Hi all, I am thrilled to share that Issue Five of the Recenter Press Poetry Journal is out this week. You can read and share the latest issue here.
As I was curating this issue, I was especially drawn to poems and visual art around home-ship and housing, relationships with family, and death / mortality / grief / the existential. These works are touching and beautiful, coming from a range of styles and voices, from creators in the Bay Area and Philadelphia and different corners of the world.
Of course, the curation practice — so much more dynamic than “acceptance vs. rejection” — is an art of wholly subjective personal taste, and also experience and much time spent with a medium. It reflects both the craft and skill of makers’ work, and the curator’s too. There is the assessment and the judgment and the careful, critical attention to perspective / narrative / historical framework. But there is also the resonance, the mystery, the selections based on something moving within us, the inner nudging towards and not away, in context with what is happening in the world.

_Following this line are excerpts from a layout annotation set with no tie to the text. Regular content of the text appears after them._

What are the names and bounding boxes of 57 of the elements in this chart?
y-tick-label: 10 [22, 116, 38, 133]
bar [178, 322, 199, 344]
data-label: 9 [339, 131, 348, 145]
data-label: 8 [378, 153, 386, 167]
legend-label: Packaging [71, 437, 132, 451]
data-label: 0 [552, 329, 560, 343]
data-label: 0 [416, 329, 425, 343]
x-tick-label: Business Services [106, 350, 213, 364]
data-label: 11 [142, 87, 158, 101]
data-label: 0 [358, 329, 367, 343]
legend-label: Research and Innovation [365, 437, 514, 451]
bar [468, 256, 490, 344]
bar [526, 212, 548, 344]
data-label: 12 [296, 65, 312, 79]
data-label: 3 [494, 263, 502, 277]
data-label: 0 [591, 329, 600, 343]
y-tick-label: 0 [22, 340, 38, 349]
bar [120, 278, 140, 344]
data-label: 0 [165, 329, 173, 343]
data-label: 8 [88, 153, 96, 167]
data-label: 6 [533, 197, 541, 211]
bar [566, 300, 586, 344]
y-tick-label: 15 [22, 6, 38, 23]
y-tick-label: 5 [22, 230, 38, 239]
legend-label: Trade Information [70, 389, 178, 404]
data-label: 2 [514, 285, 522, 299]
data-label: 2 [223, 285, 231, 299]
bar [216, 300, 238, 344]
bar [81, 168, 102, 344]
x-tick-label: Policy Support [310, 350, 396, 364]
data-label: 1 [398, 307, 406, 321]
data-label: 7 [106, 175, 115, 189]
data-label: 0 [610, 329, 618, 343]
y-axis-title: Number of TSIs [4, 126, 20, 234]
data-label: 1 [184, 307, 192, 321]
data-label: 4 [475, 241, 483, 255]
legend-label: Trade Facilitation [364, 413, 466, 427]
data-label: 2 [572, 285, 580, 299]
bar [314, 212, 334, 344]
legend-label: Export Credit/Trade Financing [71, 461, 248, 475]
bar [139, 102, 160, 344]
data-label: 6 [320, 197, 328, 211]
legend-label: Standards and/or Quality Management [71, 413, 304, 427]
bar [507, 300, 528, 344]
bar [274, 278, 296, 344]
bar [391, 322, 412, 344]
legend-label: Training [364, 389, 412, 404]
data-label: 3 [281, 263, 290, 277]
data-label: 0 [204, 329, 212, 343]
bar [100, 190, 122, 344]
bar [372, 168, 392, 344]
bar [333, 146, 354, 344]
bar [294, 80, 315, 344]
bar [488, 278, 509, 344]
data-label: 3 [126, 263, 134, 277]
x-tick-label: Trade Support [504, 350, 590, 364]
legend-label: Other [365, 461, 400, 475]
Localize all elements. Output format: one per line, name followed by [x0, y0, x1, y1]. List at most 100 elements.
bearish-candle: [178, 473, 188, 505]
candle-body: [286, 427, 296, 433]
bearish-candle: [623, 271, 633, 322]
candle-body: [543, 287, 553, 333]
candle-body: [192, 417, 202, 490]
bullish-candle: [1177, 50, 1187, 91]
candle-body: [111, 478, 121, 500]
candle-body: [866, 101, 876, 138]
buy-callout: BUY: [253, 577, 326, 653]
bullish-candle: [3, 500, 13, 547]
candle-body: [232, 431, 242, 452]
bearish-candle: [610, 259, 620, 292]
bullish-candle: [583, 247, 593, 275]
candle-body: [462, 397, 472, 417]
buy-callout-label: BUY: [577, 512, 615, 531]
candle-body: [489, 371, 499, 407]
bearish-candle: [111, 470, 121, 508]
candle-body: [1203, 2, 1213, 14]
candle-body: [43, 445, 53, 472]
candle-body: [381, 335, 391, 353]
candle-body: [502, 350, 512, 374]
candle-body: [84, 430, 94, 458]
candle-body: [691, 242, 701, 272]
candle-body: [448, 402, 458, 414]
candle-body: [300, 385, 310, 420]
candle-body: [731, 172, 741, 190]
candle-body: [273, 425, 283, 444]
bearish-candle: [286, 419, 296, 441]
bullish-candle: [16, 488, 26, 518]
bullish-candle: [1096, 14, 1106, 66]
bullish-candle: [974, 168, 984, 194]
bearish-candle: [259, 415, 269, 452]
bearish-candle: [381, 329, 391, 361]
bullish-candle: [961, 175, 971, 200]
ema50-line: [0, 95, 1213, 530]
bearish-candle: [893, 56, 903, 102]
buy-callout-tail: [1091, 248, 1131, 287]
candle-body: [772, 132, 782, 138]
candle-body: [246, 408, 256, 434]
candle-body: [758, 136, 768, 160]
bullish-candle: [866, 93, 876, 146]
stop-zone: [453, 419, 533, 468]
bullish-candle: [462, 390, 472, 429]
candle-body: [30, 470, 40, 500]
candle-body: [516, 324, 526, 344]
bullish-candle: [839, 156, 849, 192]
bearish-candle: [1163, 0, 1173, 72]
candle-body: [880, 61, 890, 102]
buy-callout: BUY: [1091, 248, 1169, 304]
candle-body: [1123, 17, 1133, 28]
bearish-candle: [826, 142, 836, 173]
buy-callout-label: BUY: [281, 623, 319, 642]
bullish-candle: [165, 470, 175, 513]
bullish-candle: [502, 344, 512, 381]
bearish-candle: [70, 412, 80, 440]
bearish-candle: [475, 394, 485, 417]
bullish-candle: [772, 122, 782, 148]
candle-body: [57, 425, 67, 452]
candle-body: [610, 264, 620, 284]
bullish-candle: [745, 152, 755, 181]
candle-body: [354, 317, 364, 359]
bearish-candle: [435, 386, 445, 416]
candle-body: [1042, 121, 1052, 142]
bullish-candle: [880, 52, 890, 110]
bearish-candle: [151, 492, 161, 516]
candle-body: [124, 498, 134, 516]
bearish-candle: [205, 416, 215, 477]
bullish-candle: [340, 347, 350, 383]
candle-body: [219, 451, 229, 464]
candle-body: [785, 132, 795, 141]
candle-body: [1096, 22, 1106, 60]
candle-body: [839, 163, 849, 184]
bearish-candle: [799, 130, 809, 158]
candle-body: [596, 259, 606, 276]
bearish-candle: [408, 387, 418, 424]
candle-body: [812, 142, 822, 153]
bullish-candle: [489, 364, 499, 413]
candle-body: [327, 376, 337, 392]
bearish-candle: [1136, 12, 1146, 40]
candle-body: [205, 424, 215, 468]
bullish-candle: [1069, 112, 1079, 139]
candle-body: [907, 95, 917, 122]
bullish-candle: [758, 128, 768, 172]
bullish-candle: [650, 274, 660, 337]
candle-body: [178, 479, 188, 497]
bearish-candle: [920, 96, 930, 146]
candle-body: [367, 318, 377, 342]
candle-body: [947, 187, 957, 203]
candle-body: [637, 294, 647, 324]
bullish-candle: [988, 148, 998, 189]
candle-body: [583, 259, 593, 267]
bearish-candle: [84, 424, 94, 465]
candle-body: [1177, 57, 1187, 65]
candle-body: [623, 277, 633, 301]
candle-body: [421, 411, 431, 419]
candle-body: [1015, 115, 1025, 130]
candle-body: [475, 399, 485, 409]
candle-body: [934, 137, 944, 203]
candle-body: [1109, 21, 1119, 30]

I like that my creative practice can take different shapes. Sometimes, this is in curation and outreach to writers I support, and hearing from writers I haven’t heard of yet. Sometimes, this is in organizing author events, selecting local authors’ books to carry in the bookstores I manage, or reviewing books I’ve finished reading. Sometimes this is in my own writing practice, dance practice, photo practice, what-I-want-to-wear practice, conversation / sharing / listening practice. One of the central joys and responsibilities of creative practice, I think, is in using whatever platforms we have to support and amplify others’ creative work, to build each other up in whatever avenues we have available to us. Being a creative channel / vessel is a happening through our own voices, and through sharing others’ voices, which can look so so so so so many different ways.
I hope that you enjoy this issue and that you feel free to share your feedback with me, and with the writers here too. I am so grateful to all of you who submitted your pieces, entrusted me with your work, and who read and support the work I share through Recenter Press. I hope that I can continue to share the work I love through the outlets that I am given and that I work so incommunicably hard to build up, truly. Thank you all for reading, and for being here — some of you for years and some totally brand new.

“I have been loved in this house more than I have ever been loved.
I have loved this house more than anything I have ever loved.”